Another metabolite related to fatty acids, C20:5 lysophosphatidylcholine (LysoPC(20:5)), was also among the 4 metabolites explaining the IMF-DSST association by ≥ 10%. Higher levels of LysoPC were associated with lower IMF and higher DSST, suggesting that this metabolite may be linked to favorable health profiles of muscle and brain. This is consistent with a prior study showing higher LysoPC(20:3) concentration was associated with higher skeletal muscle mitochondrial oxidative capacity [34]. In a study of patients with mild to moderate AD, higher LysoPC appeared to play a role in maintaining cognitive function [35]. Similarly, in a preclinical study, lower levels of LysoPC were associated with greater skeletal muscle myopathy [36]. Of note, a small case control study from the Baltimore Longitudinal Study on Aging [37] found that higher levels of LysoPC were related with lower muscle quality; however, in that study, muscle quality was operationalized as the ratio between mass and force, which is only slightly related to IMF. Further studies of LysoPC(20:5) are warranted to better understand IMF-cognition associations.

Similar to LysoPC, the myokine 1-MNA (1-methylnicotinamide) was higher for those with lower IMF and better DSST and was among the 4 metabolites explaining the IMF-DSST association. 1-MNA, a derivative of niacin (vitamin B3), is emerging as a novel myokine that enhances the utilization of energy stores in response to low muscle energy availability [38]. 1-MNA can function through both intracellular and extracellular means [8]. Plasma levels of 1-MNA increased after a high-volume-low-intensity exercise intervention combined with caloric restriction in men between the ages of 18 and 55. This increase in 1-MNA was mirrored by increased expression of nicotinamide N-methyltransferase in skeletal muscle, the enzyme involved in producing MNA [38]. Neuroprotective effects of 1-MNA have recently been reported in animal models of inflammation and Alzheimer’s. Higher plasma levels of 1-MNA significantly attenuated lipopolysaccharide-induced cognitive deficits in 3-month-old mice, possibly by inhibiting the activation of glial cells and NF-κB signaling [39]. In another mouse study, administration of 1-MNA significantly reversed cognitive impairments after bilateral intrahippocampal injection of Aβ1–42. Furthermore, 1-MNA suppressed Aβ1–42-induced neuroinflammation, characterized by suppressed activation of microglia, decreased the expression of IL-6, TNF-α, and nuclear translocation of NF-κB p65, and attenuated neuronal apoptosis [40]. Taken together, these data indicate that 1-MNA may be a promising myokine with neuroprotective effects, potentially linking favorable muscle and brain health profiles, and merits further investigation, especially in human prospective cohort studies or clinical trials.

The myoprotective effects of maslinic acid have also been reported.
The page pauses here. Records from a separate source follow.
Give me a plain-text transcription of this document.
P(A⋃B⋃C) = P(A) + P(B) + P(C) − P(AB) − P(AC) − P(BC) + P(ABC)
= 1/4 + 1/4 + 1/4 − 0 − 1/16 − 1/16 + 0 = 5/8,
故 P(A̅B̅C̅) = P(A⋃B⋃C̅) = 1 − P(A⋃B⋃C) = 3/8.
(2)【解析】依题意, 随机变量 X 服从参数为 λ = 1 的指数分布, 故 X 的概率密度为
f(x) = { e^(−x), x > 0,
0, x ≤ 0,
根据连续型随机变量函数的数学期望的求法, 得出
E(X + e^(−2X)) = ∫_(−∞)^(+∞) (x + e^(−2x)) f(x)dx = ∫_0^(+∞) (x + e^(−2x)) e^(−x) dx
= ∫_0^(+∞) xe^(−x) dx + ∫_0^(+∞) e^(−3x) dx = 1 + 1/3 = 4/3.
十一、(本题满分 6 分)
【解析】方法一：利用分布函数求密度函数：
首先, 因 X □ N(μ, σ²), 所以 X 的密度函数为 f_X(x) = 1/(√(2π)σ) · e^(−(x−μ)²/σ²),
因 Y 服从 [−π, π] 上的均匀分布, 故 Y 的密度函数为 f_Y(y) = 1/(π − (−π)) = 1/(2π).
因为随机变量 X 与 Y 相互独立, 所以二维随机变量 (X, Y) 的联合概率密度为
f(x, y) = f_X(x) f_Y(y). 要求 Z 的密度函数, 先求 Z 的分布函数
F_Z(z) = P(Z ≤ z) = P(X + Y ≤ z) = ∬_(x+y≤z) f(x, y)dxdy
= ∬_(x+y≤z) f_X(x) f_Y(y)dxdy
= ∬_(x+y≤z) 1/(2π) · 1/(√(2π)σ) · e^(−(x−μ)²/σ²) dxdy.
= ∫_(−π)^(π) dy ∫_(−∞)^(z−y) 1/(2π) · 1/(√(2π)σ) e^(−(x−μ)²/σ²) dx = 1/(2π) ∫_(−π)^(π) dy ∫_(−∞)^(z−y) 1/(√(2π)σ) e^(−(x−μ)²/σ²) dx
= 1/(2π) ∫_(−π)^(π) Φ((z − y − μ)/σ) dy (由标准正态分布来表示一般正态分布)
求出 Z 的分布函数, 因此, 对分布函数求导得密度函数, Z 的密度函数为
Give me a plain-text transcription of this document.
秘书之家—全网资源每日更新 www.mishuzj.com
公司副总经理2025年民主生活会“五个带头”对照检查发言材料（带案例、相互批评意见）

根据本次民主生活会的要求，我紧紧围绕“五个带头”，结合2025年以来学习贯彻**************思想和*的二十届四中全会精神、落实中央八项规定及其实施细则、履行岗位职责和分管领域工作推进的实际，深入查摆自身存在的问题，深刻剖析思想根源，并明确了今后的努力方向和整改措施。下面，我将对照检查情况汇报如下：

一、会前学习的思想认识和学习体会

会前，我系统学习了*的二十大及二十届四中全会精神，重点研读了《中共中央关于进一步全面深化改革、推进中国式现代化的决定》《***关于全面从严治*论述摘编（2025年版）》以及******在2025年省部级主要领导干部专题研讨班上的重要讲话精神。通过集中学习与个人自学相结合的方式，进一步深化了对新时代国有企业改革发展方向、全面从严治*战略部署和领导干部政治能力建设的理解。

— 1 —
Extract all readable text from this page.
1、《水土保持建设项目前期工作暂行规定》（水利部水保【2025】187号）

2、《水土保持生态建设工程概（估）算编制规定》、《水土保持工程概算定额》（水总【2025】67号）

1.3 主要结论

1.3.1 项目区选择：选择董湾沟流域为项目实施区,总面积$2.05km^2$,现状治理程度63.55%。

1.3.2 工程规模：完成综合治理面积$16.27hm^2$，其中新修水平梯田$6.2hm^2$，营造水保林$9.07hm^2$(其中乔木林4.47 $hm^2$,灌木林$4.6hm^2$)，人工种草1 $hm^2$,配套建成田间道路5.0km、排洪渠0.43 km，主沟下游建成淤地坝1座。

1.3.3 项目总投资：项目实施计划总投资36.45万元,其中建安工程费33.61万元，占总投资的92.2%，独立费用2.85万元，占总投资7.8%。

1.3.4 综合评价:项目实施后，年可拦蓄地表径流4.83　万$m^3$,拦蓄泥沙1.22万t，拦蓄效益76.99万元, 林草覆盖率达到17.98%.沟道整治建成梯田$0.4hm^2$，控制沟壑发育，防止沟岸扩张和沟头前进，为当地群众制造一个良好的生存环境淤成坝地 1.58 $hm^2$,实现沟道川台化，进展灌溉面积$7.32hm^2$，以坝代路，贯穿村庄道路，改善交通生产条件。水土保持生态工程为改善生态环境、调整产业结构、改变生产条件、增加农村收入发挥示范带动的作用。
A randomized, double-blind, placebo-controlled trial of 69 healthy Japanese adult men and women found beneficial effects of maslinic acid intake on grip strength and trunk muscle mass [41]. Another parallel, double-blind, randomized, placebo-controlled trial found beneficial effects of maslinic acid supplementation on skeletal muscle mass, segmental muscle mass, and knee pain score [42]. In addition to myoprotective effects, animal models and in vitro cell lines suggest that maslinic acid may have neuroprotective effects through oxidative stress or inflammation processes [43]. In cultured cortical astrocytes, maslinic acid appeared to reduce neuroinflammation by inhibiting NF-κB signal transducer pathway [44]. Maslinic acid also diminished kynurenic acid-induced increase in hippocampal cyclooxygenase-2 activity and relative NF-κB p50/65 binding activity [45]. Most studies assessing the effects of maslinic acid have been conducted in animal models and cell lines; future studies should assess its potential use in humans.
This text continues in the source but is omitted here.